About the film.


Ninety One is a documentary about a young man’s journey to freedom.


 

When four-year-old Ryan faced expulsion from preschool, Rob and Mary Beth DeLena were desperate to protect him. They turned to a series of experts, who quickly labeled Ryan and pushed for a therapeutic school. What followed was an agonizing decade of heavy medication, violent restraint, and time spent in a psychiatric hospital.

One cold January day, Rob impulsively took young Ryan skiing and discovered a striking contrast to the explosive child experts presumed him to be. In the years that followed, Rob and Ryan traveled the world in search of challenging terrain, and Ryan discovered a love of backcountry skiing—especially in the iconic White Mountains.

In 2019, 17-year-old Ryan set out to do what no one ever had: ski all 91 lines of New Hampshire’s Presidential Range, detailed in the Presidential Skiing Guidebook—a goal many thought impossible.
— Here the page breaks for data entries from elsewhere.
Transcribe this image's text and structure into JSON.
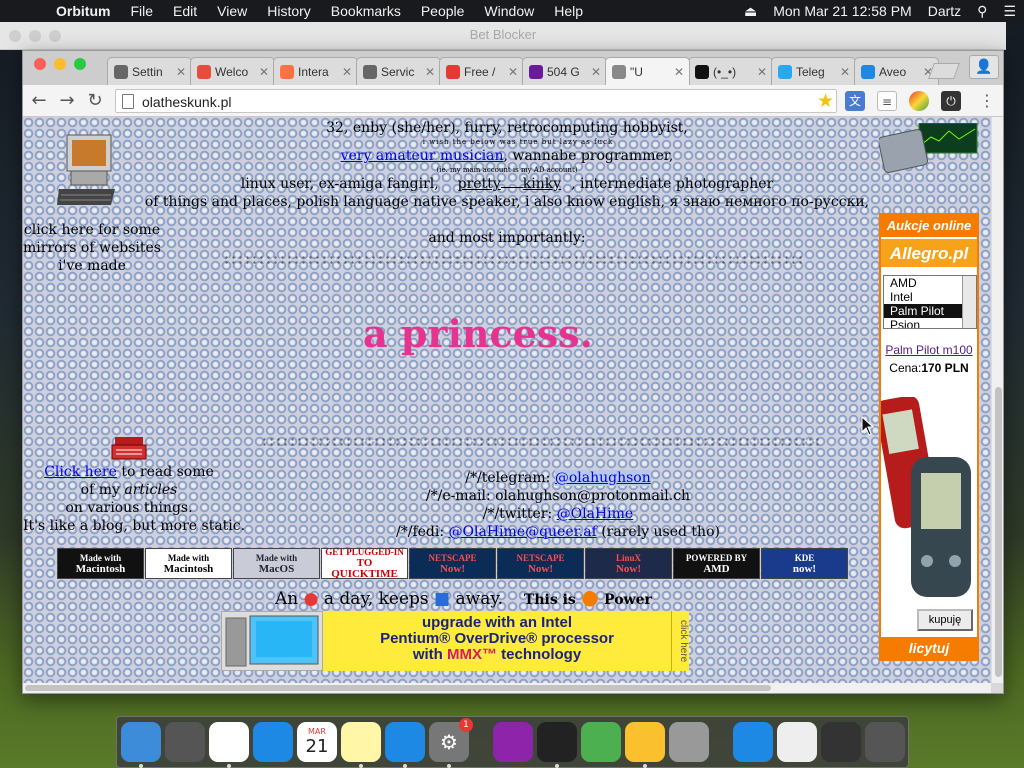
{
  "menubar": {
    "app": "Orbitum",
    "items": [
      "File",
      "Edit",
      "View",
      "History",
      "Bookmarks",
      "People",
      "Window",
      "Help"
    ],
    "clock": "Mon Mar 21  12:58 PM",
    "user": "Dartz"
  },
  "background_window": {
    "title": "Bet Blocker"
  },
  "tabs": [
    {
      "title": "Settin",
      "icon": "gear-icon",
      "color": "#666"
    },
    {
      "title": "Welco",
      "icon": "orbitum-icon",
      "color": "#e74c3c"
    },
    {
      "title": "Intera",
      "icon": "wave-icon",
      "color": "#ff7043"
    },
    {
      "title": "Servic",
      "icon": "gear-icon",
      "color": "#666"
    },
    {
      "title": "Free /",
      "icon": "globe-icon",
      "color": "#e53935"
    },
    {
      "title": "504 G",
      "icon": "w-icon",
      "color": "#6a1b9a"
    },
    {
      "title": "\"U",
      "icon": "page-icon",
      "color": "#888",
      "active": true
    },
    {
      "title": "(•_•)",
      "icon": "face-icon",
      "color": "#111"
    },
    {
      "title": "Teleg",
      "icon": "telegram-icon",
      "color": "#29a9eb"
    },
    {
      "title": "Aveo",
      "icon": "spinner-icon",
      "color": "#1e88e5"
    }
  ],
  "url": "olatheskunk.pl",
  "page": {
    "line1": "32, enby (she/her), furry, retrocomputing hobbyist,",
    "tiny_note": "i wish the below was true but lazy as fuck",
    "musician_link": "very amateur musician",
    "line2_rest": ", wannabe programmer,",
    "ad_note": "(ie. my main account is my AD account)",
    "line3a": "linux user, ex-amiga fangirl,",
    "pretty": "pretty",
    "kinky": "kinky",
    "line3b": ", intermediate photographer",
    "line4": "of things and places, polish language native speaker, i also know english, я знаю немного по-русски,",
    "most": "and most importantly:",
    "princess": "a princess.",
    "mirrors": [
      "click here for some",
      "mirrors of websites",
      "i've made"
    ],
    "click_here": "Click here",
    "articles_text": " to read some",
    "of_my": "of my ",
    "articles": "articles",
    "various": "on various things.",
    "blog": "It's like a blog, but more static.",
    "telegram_prefix": "/*/telegram: ",
    "telegram": "@olahughson",
    "email": "/*/e-mail: olahughson@protonmail.ch",
    "twitter_prefix": "/*/twitter: ",
    "twitter": "@OlaHime",
    "fedi_prefix": "/*/fedi: ",
    "fedi": "@OlaHime@queer.af",
    "fedi_suffix": " (rarely used tho)",
    "apple_day_a": "An",
    "apple_day_b": "a day, keeps",
    "apple_day_c": "away.",
    "this_is": "This is",
    "power": "Power"
  },
  "badges": [
    {
      "line1": "Made with",
      "line2": "Macintosh",
      "bg": "#111",
      "fg": "#fff"
    },
    {
      "line1": "Made with",
      "line2": "Macintosh",
      "bg": "#fff",
      "fg": "#000"
    },
    {
      "line1": "Made with",
      "line2": "MacOS",
      "bg": "#c9ccd6",
      "fg": "#223"
    },
    {
      "line1": "GET PLUGGED-IN",
      "line2": "TO QUICKTIME",
      "bg": "#fff",
      "fg": "#c00"
    },
    {
      "line1": "NETSCAPE",
      "line2": "Now!",
      "bg": "#0a2c56",
      "fg": "#ff4d4d"
    },
    {
      "line1": "NETSCAPE",
      "line2": "Now!",
      "bg": "#0a2c56",
      "fg": "#ff4d4d"
    },
    {
      "line1": "LinuX",
      "line2": "Now!",
      "bg": "#1d2a49",
      "fg": "#ff4d4d"
    },
    {
      "line1": "POWERED BY",
      "line2": "AMD",
      "bg": "#111",
      "fg": "#fff"
    },
    {
      "line1": "KDE",
      "line2": "now!",
      "bg": "#1a3b8c",
      "fg": "#fff"
    }
  ],
  "intel_ad": {
    "line1": "upgrade with an Intel",
    "line2": "Pentium® OverDrive® processor",
    "line3a": "with ",
    "mmx": "MMX™",
    "line3b": " technology",
    "side": "click here"
  },
  "allegro": {
    "header": "Aukcje online",
    "logo": "Allegro.pl",
    "options": [
      "AMD",
      "Intel",
      "Palm Pilot",
      "Psion"
    ],
    "selected": "Palm Pilot",
    "product": "Palm Pilot m100",
    "price_label": "Cena:",
    "price": "170 PLN",
    "buy": "kupuję",
    "footer": "licytuj"
  },
  "dock": [
    "Finder",
    "Launchpad",
    "Chrome",
    "Safari",
    "Calendar",
    "Notes",
    "App Store",
    "System Preferences",
    "Potion",
    "Opera",
    "BlueStacks",
    "Orbitum",
    "Keychain",
    "App Store Downloads",
    "Preview",
    "Terminal",
    "Trash"
  ],
  "calendar_day": "21",
  "calendar_month": "MAR",
  "notif_badge": "1"
}
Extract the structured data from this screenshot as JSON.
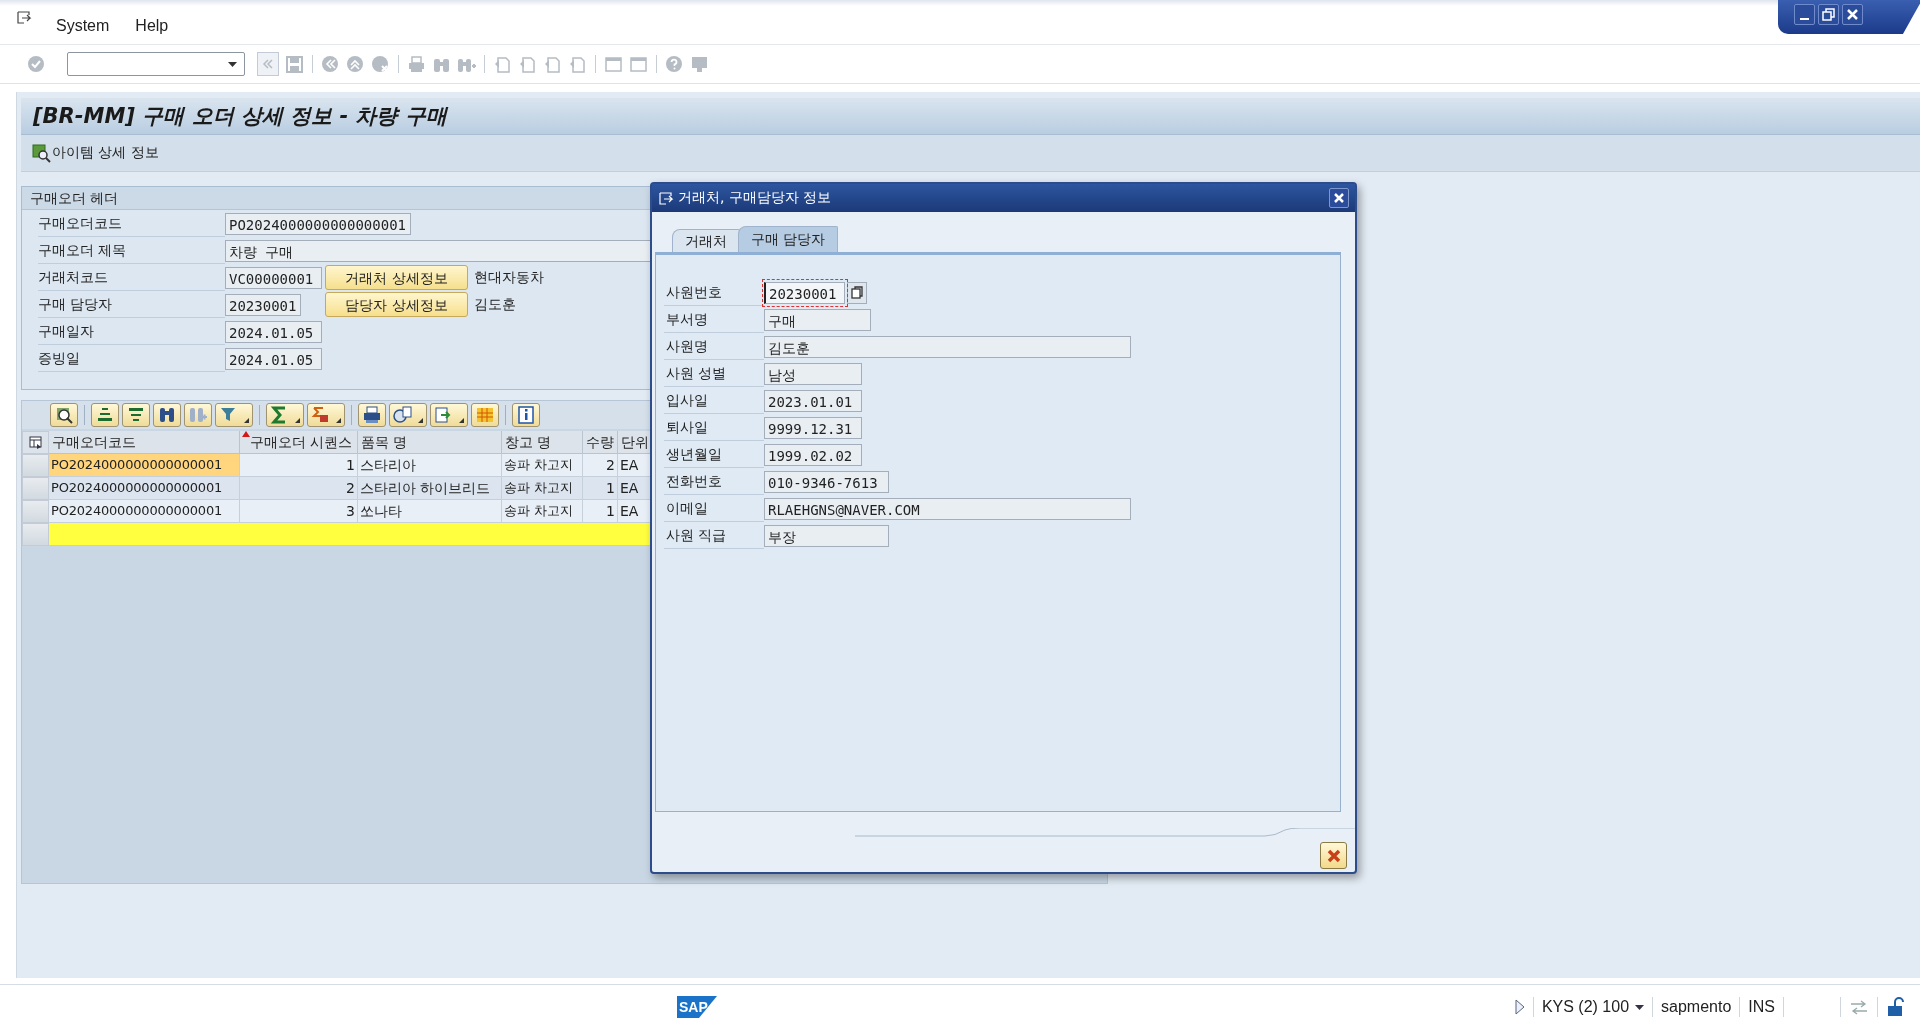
{
  "menu_bar": {
    "items": [
      {
        "label": "System"
      },
      {
        "label": "Help"
      }
    ]
  },
  "screen_title": "[BR-MM] 구매 오더 상세 정보 - 차량 구매",
  "app_toolbar": {
    "buttons": [
      {
        "label": "아이템 상세 정보"
      }
    ]
  },
  "header_group": {
    "title": "구매오더 헤더",
    "fields": [
      {
        "label": "구매오더코드",
        "value": "PO2024000000000000001"
      },
      {
        "label": "구매오더 제목",
        "value": "차량 구매"
      },
      {
        "label": "거래처코드",
        "value": "VC00000001",
        "button": "거래처 상세정보",
        "description": "현대자동차"
      },
      {
        "label": "구매 담당자",
        "value": "20230001",
        "button": "담당자 상세정보",
        "description": "김도훈"
      },
      {
        "label": "구매일자",
        "value": "2024.01.05"
      },
      {
        "label": "증빙일",
        "value": "2024.01.05"
      }
    ]
  },
  "item_table": {
    "columns": [
      {
        "label": "구매오더코드",
        "sorted": false
      },
      {
        "label": "구매오더 시퀀스",
        "sorted": true
      },
      {
        "label": "품목 명",
        "sorted": false
      },
      {
        "label": "창고 명",
        "sorted": false
      },
      {
        "label": "수량",
        "sorted": false
      },
      {
        "label": "단위",
        "sorted": false
      }
    ],
    "rows": [
      {
        "selected": true,
        "cells": [
          "PO2024000000000000001",
          "1",
          "스타리아",
          "송파 차고지",
          "2",
          "EA"
        ]
      },
      {
        "selected": false,
        "cells": [
          "PO2024000000000000001",
          "2",
          "스타리아 하이브리드",
          "송파 차고지",
          "1",
          "EA"
        ]
      },
      {
        "selected": false,
        "cells": [
          "PO2024000000000000001",
          "3",
          "쏘나타",
          "송파 차고지",
          "1",
          "EA"
        ]
      }
    ]
  },
  "dialog": {
    "title": "거래처, 구매담당자 정보",
    "tabs": [
      {
        "label": "거래처",
        "selected": false
      },
      {
        "label": "구매 담당자",
        "selected": true
      }
    ],
    "fields": [
      {
        "label": "사원번호",
        "value": "20230001",
        "focused": true
      },
      {
        "label": "부서명",
        "value": "구매",
        "focused": false
      },
      {
        "label": "사원명",
        "value": "김도훈",
        "focused": false
      },
      {
        "label": "사원 성별",
        "value": "남성",
        "focused": false
      },
      {
        "label": "입사일",
        "value": "2023.01.01",
        "focused": false
      },
      {
        "label": "퇴사일",
        "value": "9999.12.31",
        "focused": false
      },
      {
        "label": "생년월일",
        "value": "1999.02.02",
        "focused": false
      },
      {
        "label": "전화번호",
        "value": "010-9346-7613",
        "focused": false
      },
      {
        "label": "이메일",
        "value": "RLAEHGNS@NAVER.COM",
        "focused": false
      },
      {
        "label": "사원 직급",
        "value": "부장",
        "focused": false
      }
    ]
  },
  "status_bar": {
    "logo": "SAP",
    "system": "KYS (2) 100",
    "server": "sapmento",
    "mode": "INS"
  }
}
Over six years, he studied the geography, avalanche risks, and weather, then spent hours skinning and climbing. Some days, even after reaching the peak, conditions forced him to turn back without descending. But Ryan never gave up.
While filming the final two lines of the project, Ryan shared the motivation for his endeavor—and in doing so, realized there was one mountain he hadn’t yet climbed. He had never fully processed his traumatic past nor the impact of the people and places that sought to contain him.

Set against one of the most unforgiving mountain ranges on the planet, Ninety One is a transformative father-son journey shaped by guilt, pain, and perseverance—and a tribute to the rugged landscape of Mt. Washington, where Ryan was finally able to thrive.

This is the true story of how skiing saved Ryan’s life.